Serverless is currently in early access and is subject to the following limitations:

  • Maximum of 100 GB of bandwidth per day
  • Maximum of 4500 step-minutes per day
  • Runs receive 4 vCPU cores, 16 GB of RAM and 128 GB of ephemeral disk
  • Sensors receive 0.25 vCPU cores and 512 MB of RAM
  • The Serverless base image is debian:bullseye-slim. Custom Dockerfiles are not currently supported.
  • All Serverless jobs run in the United States

Enterprise customers may request a quota increase by contacting Sales.


Getting started with Serverless#

With GitHub#

If you are a GitHub user, our GitHub integration is the fastest way to get started. It uses a GitHub app and GitHub Actions to set up a repo containing skeleton code and configuration consistent with Dagster Cloud's best practices with a single click.

When you create a new Dagster Cloud organization, you'll be prompted to choose Serverless or Hybrid deployment. Once activated, our GitHub integration will scaffold a new git repo for you with Serverless and Branch Deployments already configured. Pushing to the main branch will deploy to your prod Serverless deployment. Pull requests will spin up ephemeral branch deployments using the Serverless agent.

Without GitHub (GitLab, BitBucket, or local development)#

If you don't want to use our GitHub integration, we offer a powerful CLI that you can use in another CI environment or on your local laptop.

First, create a new project with the Dagster open-source CLI.

pip install dagster
dagster project from-example \
  --name my-dagster-project \
  --example assets_modern_data_stack

Once scaffolded, add dagster-cloud as a dependency in your setup.py file.

Next, install the dagster-cloud CLI and log in to your org.
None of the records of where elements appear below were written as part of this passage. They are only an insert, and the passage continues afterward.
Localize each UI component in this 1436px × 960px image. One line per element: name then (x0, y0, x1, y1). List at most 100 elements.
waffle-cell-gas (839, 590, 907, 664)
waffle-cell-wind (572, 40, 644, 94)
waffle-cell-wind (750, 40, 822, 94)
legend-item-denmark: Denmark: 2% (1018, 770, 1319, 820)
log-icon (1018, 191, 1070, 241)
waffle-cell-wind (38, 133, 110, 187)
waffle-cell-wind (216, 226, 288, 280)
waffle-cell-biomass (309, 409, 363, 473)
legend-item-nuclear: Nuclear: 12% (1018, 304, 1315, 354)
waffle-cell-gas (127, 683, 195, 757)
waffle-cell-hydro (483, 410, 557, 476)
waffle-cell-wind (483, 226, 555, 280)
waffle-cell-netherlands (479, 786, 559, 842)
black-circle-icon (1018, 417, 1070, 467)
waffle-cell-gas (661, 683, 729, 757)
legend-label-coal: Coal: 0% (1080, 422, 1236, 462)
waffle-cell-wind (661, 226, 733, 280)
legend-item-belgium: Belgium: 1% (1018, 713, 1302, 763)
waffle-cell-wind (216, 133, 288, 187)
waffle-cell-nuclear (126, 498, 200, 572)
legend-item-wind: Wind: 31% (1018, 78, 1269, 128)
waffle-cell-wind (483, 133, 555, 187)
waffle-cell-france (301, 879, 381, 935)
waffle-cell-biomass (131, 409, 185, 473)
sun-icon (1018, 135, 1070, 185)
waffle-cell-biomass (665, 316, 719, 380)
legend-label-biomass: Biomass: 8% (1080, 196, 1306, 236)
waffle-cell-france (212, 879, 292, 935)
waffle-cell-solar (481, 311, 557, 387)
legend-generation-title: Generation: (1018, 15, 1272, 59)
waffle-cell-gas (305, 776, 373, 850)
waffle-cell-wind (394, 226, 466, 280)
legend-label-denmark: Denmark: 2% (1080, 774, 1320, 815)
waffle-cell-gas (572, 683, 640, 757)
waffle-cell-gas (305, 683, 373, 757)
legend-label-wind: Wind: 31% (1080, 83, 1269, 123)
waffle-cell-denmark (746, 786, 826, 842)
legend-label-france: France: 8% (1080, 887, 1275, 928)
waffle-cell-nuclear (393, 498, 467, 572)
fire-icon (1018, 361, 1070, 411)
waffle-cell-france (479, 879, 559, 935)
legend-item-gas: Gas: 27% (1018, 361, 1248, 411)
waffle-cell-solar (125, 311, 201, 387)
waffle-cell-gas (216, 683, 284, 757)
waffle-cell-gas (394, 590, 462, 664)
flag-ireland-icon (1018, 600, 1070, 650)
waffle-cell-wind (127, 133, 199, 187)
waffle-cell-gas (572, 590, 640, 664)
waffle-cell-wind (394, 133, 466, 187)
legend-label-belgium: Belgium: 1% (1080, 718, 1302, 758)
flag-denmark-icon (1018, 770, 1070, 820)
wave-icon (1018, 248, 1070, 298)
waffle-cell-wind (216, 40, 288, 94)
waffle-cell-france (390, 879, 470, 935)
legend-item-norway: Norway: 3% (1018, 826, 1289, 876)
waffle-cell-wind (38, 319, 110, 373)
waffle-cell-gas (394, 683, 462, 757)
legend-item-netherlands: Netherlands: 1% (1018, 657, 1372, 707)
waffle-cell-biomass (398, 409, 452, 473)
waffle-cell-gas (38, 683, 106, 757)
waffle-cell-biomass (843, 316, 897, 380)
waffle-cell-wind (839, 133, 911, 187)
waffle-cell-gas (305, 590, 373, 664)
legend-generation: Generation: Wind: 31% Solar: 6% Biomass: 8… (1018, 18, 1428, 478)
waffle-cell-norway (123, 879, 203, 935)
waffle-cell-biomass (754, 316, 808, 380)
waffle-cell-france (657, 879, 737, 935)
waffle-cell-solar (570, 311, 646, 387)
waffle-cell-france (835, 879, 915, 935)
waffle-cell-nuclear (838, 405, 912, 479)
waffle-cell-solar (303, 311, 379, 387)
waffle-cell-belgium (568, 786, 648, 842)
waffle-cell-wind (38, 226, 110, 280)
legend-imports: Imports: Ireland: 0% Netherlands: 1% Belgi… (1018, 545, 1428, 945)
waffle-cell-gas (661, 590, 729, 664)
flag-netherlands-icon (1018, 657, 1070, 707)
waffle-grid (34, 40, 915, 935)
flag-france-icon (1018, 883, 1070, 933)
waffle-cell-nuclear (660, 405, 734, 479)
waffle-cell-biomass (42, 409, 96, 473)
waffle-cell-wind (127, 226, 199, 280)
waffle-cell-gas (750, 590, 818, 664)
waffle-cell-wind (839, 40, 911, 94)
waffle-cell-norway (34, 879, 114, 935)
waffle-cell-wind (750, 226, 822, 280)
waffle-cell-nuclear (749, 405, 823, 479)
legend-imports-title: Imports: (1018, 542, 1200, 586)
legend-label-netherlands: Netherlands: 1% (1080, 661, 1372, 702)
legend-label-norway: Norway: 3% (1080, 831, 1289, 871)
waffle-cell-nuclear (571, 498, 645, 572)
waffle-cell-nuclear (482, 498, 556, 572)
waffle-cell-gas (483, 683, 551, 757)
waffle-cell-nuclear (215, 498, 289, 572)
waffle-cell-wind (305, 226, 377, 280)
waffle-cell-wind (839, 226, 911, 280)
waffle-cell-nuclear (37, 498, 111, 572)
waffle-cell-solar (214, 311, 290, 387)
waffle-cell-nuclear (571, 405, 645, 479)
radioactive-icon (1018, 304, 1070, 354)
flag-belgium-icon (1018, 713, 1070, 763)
Note: The CLI requires a recent version of Python 3 and Docker.

pip install dagster-cloud
dagster-cloud configure

You can also configure the dagster-cloud tool noninteractively; see the CLI docs for more information.
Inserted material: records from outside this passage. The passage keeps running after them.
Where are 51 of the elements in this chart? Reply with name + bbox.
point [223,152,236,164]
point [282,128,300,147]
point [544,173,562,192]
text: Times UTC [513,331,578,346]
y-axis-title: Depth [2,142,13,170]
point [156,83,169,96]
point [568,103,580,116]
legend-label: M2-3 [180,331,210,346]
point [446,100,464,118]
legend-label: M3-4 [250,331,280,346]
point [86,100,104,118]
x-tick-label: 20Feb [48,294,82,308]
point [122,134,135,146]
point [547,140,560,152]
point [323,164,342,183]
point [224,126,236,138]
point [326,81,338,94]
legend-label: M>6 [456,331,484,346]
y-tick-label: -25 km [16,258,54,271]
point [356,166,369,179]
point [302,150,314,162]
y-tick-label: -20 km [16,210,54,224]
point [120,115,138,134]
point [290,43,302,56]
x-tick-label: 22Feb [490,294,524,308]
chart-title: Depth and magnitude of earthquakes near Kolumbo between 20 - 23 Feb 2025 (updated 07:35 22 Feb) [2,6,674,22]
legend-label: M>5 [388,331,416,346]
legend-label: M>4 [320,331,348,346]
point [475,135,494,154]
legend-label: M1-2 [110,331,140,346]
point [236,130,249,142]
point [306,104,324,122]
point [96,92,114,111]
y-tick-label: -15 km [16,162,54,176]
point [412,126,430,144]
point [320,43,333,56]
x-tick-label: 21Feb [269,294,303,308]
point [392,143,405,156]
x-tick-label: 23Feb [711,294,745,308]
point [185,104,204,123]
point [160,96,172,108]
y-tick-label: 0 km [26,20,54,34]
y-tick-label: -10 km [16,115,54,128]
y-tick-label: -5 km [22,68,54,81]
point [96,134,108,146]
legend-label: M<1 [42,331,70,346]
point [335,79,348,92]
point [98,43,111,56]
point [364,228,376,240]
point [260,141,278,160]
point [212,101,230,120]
Finally, deploy your project with Dagster Cloud Serverless:

dagster-cloud serverless deploy \
  --location-name example \
  --package-name assets_modern_data_stack

Adding secrets#

Often you'll need to securely access secrets from your jobs. With Dagster Cloud Serverless, secrets are added as environment variables that can be read using APIs like StringSource.

  • If you're using our GitHub integration, you can pass in secrets as a JSON string input to the serverless deploy step in your repository's Github action script.
  • If you're using the CLI directly, you can pass KEY=VALUE pairs using the --env flag. Run dagster-cloud serverless deploy --help to learn more.

Transitioning to Hybrid#

If your organization begins to hit the limitations of Serverless, you should transition to a Hybrid deployment. Hybrid deployments allow you to run an agent in your own infrastructure and give you substantially more flexibility and control over the Dagster environment.

To switch to Hybrid, navigate to Status > Agents in your Dagster Cloud account. On this page, you can disable the Serverless agent on and view instructions for enabling Hybrid.


Security and data protection#

Unlike Hybrid, Serverless Deployments on Dagster Cloud require direct access to your data, secrets and source code.

  • Dagster Cloud Serverless does not provide persistent storage. Ephemeral storage is deleted when a run concludes.
  • Secrets and source code are built into the image directly. Images are stored in a per-customer container registry with restricted access.
  • User code is securely sandboxed using modern container sandboxing techniques.
  • All production access is governed by industry-standard best practices which are regularly audited.